With initial hestitancy, their mom, Tonia Handy wondered how athletics would impact the girls' education.
"The first thing I thought about was, Will their education be interrupted? Because these are great kids,” Handy said in an interview with Sports Illustrated. “When it comes to schoolwork, they are No. 1. They were never into sports, so I was kind of leery, but [the parents and coaches] were so welcoming. It was beautiful. I took them to a practice, and they had the time of their lives. I never thought they could run so fast!"
From there the girls trained at Bell's all-girls Brooklyn-based track club soon racking up medals and trophies at local and regional races. Tai and Rainn led their team to gold at the AAU Junior Olympic Games in Norfolk, Va. The three sisters also qualified for the AAU meet in Houston with the help of a GoFundMe campaign to fund the trip.

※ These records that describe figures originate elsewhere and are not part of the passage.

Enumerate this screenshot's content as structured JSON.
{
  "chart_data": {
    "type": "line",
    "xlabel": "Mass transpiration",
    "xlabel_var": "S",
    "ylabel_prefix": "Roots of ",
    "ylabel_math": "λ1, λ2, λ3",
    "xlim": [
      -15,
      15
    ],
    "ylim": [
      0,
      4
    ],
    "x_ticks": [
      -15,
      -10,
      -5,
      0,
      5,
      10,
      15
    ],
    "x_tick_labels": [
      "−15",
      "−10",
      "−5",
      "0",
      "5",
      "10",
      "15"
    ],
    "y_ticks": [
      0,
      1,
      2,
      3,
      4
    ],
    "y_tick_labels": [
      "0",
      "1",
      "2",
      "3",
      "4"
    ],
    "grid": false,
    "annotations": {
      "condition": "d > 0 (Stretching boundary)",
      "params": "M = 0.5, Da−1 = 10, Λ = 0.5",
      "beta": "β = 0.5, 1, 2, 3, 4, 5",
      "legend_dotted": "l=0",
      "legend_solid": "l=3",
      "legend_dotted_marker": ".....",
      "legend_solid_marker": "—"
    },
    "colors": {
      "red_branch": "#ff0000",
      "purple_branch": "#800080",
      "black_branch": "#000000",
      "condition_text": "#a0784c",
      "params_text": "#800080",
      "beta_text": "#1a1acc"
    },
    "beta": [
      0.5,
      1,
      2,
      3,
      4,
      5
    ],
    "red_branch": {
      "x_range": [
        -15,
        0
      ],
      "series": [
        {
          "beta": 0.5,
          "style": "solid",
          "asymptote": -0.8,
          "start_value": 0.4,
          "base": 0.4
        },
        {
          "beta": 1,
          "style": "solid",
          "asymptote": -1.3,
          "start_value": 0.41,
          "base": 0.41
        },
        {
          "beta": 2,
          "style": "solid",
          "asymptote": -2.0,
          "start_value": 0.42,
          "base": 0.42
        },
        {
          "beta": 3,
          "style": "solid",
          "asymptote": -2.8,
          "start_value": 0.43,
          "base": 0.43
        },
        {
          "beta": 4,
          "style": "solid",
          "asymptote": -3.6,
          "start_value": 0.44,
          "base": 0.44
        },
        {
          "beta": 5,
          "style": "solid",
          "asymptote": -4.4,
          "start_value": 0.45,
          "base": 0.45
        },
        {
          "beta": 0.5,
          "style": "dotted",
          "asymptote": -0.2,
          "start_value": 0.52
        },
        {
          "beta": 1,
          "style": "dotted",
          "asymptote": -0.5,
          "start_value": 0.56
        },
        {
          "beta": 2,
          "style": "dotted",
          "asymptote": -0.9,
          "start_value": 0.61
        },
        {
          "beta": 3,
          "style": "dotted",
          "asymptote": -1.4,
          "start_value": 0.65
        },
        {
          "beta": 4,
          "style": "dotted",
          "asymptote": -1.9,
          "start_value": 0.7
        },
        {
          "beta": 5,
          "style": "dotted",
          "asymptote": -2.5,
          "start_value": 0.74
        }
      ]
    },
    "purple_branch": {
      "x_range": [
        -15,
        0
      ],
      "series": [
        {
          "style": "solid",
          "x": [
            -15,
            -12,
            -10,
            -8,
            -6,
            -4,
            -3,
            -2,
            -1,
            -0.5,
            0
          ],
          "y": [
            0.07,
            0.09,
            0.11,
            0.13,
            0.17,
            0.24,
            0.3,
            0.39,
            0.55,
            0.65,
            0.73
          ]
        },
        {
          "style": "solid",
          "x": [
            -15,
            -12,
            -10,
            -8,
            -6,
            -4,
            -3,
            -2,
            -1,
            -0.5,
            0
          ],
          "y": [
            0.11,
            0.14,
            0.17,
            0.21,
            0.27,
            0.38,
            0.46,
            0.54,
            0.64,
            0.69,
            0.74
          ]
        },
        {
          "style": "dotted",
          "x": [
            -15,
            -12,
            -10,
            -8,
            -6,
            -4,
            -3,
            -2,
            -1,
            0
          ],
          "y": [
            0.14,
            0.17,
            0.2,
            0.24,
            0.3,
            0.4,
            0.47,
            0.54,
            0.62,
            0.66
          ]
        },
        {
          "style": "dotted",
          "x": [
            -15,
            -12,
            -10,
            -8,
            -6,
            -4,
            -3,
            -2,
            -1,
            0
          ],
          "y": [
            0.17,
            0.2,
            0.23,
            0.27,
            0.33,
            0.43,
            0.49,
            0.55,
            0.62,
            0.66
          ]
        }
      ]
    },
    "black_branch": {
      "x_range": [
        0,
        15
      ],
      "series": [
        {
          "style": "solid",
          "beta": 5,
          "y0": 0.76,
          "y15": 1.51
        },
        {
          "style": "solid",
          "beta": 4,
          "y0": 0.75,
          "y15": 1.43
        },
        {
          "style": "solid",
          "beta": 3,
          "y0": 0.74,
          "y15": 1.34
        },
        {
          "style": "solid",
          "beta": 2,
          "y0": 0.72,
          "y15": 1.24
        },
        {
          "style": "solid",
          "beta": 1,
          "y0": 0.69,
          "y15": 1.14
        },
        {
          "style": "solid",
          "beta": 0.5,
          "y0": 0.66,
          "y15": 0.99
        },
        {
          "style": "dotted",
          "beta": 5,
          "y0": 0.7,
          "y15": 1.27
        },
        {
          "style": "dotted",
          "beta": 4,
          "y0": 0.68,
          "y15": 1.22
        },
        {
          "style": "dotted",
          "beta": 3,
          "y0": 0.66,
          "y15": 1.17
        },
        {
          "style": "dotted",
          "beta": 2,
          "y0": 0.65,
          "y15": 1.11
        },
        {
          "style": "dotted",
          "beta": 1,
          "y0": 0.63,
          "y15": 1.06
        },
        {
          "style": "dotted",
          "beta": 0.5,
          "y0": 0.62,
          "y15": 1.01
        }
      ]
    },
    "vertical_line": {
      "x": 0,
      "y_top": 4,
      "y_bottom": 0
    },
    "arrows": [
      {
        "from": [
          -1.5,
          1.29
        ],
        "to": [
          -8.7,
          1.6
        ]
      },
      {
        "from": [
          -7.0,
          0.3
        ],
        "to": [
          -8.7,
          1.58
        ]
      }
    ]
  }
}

"They are the most optimistic people I’ve ever seen. Nothing gets them down. They’re going to go far no matter what," Coach Bell said. Because of their courage and athleticism, the sisters are the faces of next month's Sports Illustrated Kids cover. The trio rightfully earned the 2016 "Sportskids of the Year" honor among thousands of entries.
And to think, they've only been doing this for two years.
"I plan to go to the Olympics one day in [a distance race],” said Rainn in Sports Illustrated. “My track and field goals are just to keep getting emotionally and physically stronger. It’s all about what’s inside, in your mind. You have to say: You can do this, you can do this."